Антонина посмотрела на меня сердито, а председатель в прежней своей игривой манере, свысока, сказал:
— Не ошибаются, паренек, только боги, да и те на небе, а мы, земные, грешные. Нагрешим, признаем, поправим да и опять в миру да ладу живем. А ты коришь нас. Ты свое еще съешь, от тебя не уйдет.
— Вот если бы вы по ошибке собственных детей голодными оставили, а то пока чужие страдают.
— Да ты, я вижу, нас просто не любишь.
— А за что вас любить? Уж не за то ли, что вы по всякому поводу унизить норовите. За это не любят.
— Унизить? Тебя унизить? Ты же ребенок. — Он громко рассмеялся. — Ну-ну, это уже интересно. Кто научил тебя таким речам, не родственнички ли вслух так рассуждают?
— Да нет, не родственнички, подруга ваша Старопова мне лично сказала, что хлебную карточку вернет, если вы, товарищ Ляпунов…
— Юрья, хватит-хватит, — перебила Антонина. — Евгений Иванович, да что вы уж так всерьез.

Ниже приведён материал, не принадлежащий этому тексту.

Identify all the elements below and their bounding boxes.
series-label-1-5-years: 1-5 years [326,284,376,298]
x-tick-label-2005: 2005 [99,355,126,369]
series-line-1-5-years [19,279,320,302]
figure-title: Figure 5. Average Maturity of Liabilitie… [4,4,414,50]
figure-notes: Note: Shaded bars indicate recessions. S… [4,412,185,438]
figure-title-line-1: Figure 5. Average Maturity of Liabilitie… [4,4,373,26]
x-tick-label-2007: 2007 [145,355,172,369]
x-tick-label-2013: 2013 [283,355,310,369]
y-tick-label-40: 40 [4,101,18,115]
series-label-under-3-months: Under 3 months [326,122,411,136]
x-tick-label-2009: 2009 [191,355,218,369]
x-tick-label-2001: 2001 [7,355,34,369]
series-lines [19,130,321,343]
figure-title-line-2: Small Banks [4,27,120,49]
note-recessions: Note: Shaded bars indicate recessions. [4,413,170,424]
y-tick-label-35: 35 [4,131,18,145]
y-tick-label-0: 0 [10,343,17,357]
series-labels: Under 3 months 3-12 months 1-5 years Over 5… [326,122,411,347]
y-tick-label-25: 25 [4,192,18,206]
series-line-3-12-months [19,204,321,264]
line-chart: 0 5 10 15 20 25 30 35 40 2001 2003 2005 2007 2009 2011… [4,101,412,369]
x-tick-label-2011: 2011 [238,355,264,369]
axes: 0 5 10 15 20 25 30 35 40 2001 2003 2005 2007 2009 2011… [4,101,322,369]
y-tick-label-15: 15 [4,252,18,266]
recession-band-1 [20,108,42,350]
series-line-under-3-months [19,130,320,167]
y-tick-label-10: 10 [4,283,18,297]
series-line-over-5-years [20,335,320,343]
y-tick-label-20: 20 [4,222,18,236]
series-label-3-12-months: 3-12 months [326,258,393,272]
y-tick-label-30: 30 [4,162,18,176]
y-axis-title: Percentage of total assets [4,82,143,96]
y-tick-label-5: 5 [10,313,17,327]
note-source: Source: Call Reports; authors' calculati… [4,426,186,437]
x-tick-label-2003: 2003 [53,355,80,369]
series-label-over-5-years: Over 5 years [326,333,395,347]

Он ведь ребенок еще. Ну, впечатлительный мальчик. Сам ходил к Анне Евдокимовне. — Она мягко и грустно улыбнулась. — Евдокимовна теперь его «правдолюбцем» называет. Такой он у нас, отчаянный…
— Однако остудить его не мешало бы. Я зайду в школу, подскажу Ноговицыну… А то ведь и вырастет вот таким… — И Ляпунов, как мне показалось, краешком глаза весьма вольно подмигнул Антонине.
И я понял, что говорил он это все как бы даже и не мне, а ей, чтобы растянуть время и подольше постоять тут на виду у всей улицы, вроде бы воспитывал меня, а сам томился, ждал чего-то куда более важного от этого разговора… Я почувствовал, что мешаю им. Внутри меня всё разом отяжелело от догадки, что между председателем и Антониной и впрямь существует какая-то связь. Ни говорить, ни видеть его я не мог, такая свалилась печаль, тоска, такая тьма глаза мне застлала, что и свет не мил стал… Мимо притихшей Антонины побежал прочь, через грядки к полю, а оттуда за ручей и на холм. Сюда я приходил каждый раз, когда мне было хорошо и когда совсем плохо… Поднимался в гору медленно, долго, тяжело, не тропинкой, а полем, по прошлогоднему, еще не вспаханному жнивью.